On October 8th, our parish will celebrate the Feast of Francis of Assisi with a blessing of animals after the 11:00 am mass. On that day, we will give thanks to God for our animal companions.
We will also remember our beloved pets who are no longer with us. Many people wonder about what happens to our pets that have died. Is there such a thing as heaven for our pets? Do pets go to heaven?
The traditional theological view is that animals lack immortal souls, and thus they do not go to heaven. According to this view, animals (as opposed to human beings) are not created in the image and likeness of God. As a result, they have only mortal souls and do not have eternal life.
More recently, however, some theologians have suggested that animals might in fact share in God’s eternal life. They have pointed to biblical passages that describe the redemption of all creation – human and non-human – at the end of time. See, for example, Isaiah 11:6-9 (the wolf will live with the lamb) and Ephesians 1:8-10 (all things in heaven and on earth will be gathered up in Christ).

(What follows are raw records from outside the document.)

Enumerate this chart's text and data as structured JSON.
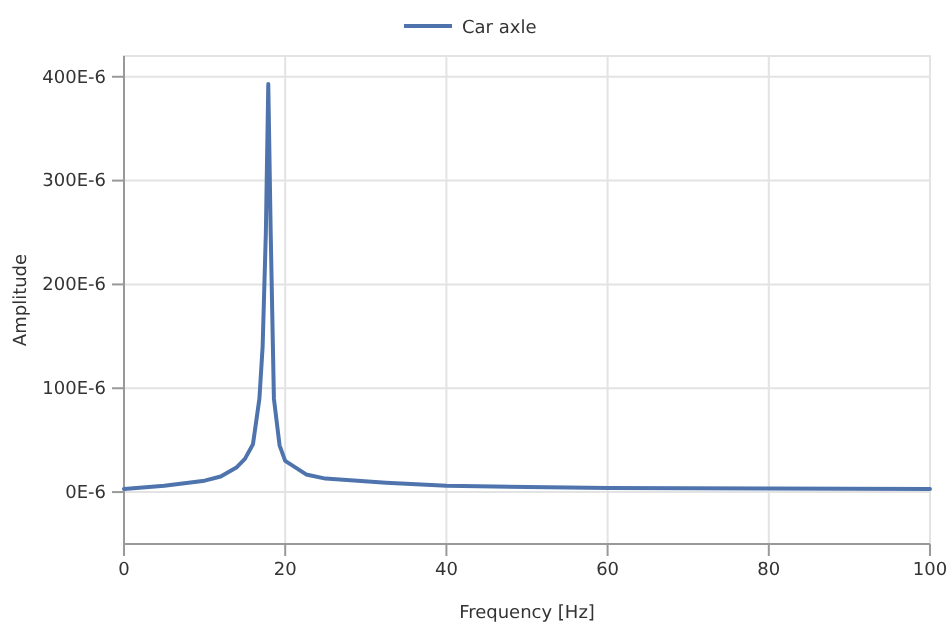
{
  "chart_data": {
    "type": "line",
    "xlabel": "Frequency [Hz]",
    "ylabel": "Amplitude",
    "xlim": [
      0,
      100
    ],
    "xticks": [
      0,
      20,
      40,
      60,
      80,
      100
    ],
    "ylim": [
      -5e-05,
      0.00042
    ],
    "yticks": [
      {
        "value": 0,
        "label": "0E-6"
      },
      {
        "value": 0.0001,
        "label": "100E-6"
      },
      {
        "value": 0.0002,
        "label": "200E-6"
      },
      {
        "value": 0.0003,
        "label": "300E-6"
      },
      {
        "value": 0.0004,
        "label": "400E-6"
      }
    ],
    "grid": true,
    "legend": "top",
    "series": [
      {
        "name": "Car axle",
        "color": "#4f74ad",
        "x": [
          0,
          5,
          10,
          12,
          14,
          15,
          16,
          16.8,
          17.2,
          17.6,
          17.9,
          18.2,
          18.6,
          19.3,
          20,
          22.6,
          25,
          32.5,
          40,
          60,
          80,
          100
        ],
        "values": [
          3e-06,
          6e-06,
          1.1e-05,
          1.5e-05,
          2.4e-05,
          3.2e-05,
          4.6e-05,
          9e-05,
          0.00014,
          0.00025,
          0.000393,
          0.00025,
          9e-05,
          4.5e-05,
          3e-05,
          1.7e-05,
          1.3e-05,
          9e-06,
          6e-06,
          4e-06,
          3.5e-06,
          3e-06
        ]
      }
    ]
  }
}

Similarly, in 2012, the governing body of the Episcopal Church authorized liturgical materials to be used at a service for the loss of a beloved animal. During the service, the officiant asks God to “give us faith to commit this beloved creature of your own making to your care, for you live and reign for ever and ever.” See General Convention Resolution 2012-A054.
The words of this liturgy give me the hope that, one day, we will be reunited with our animal companions under the eternal care of God. Although we cannot have absolute certainty about this, we can hope that God’s love for all creation is so strong that it will overcome the pain of separation and death.
In my own view, heaven would not be, as the catechism in the Book of Common Prayer puts it, “eternal life in our enjoyment of God” without the presence of our beloved animal companions. See BCP 862. And so, I fervently hope that pets do in fact go to heaven.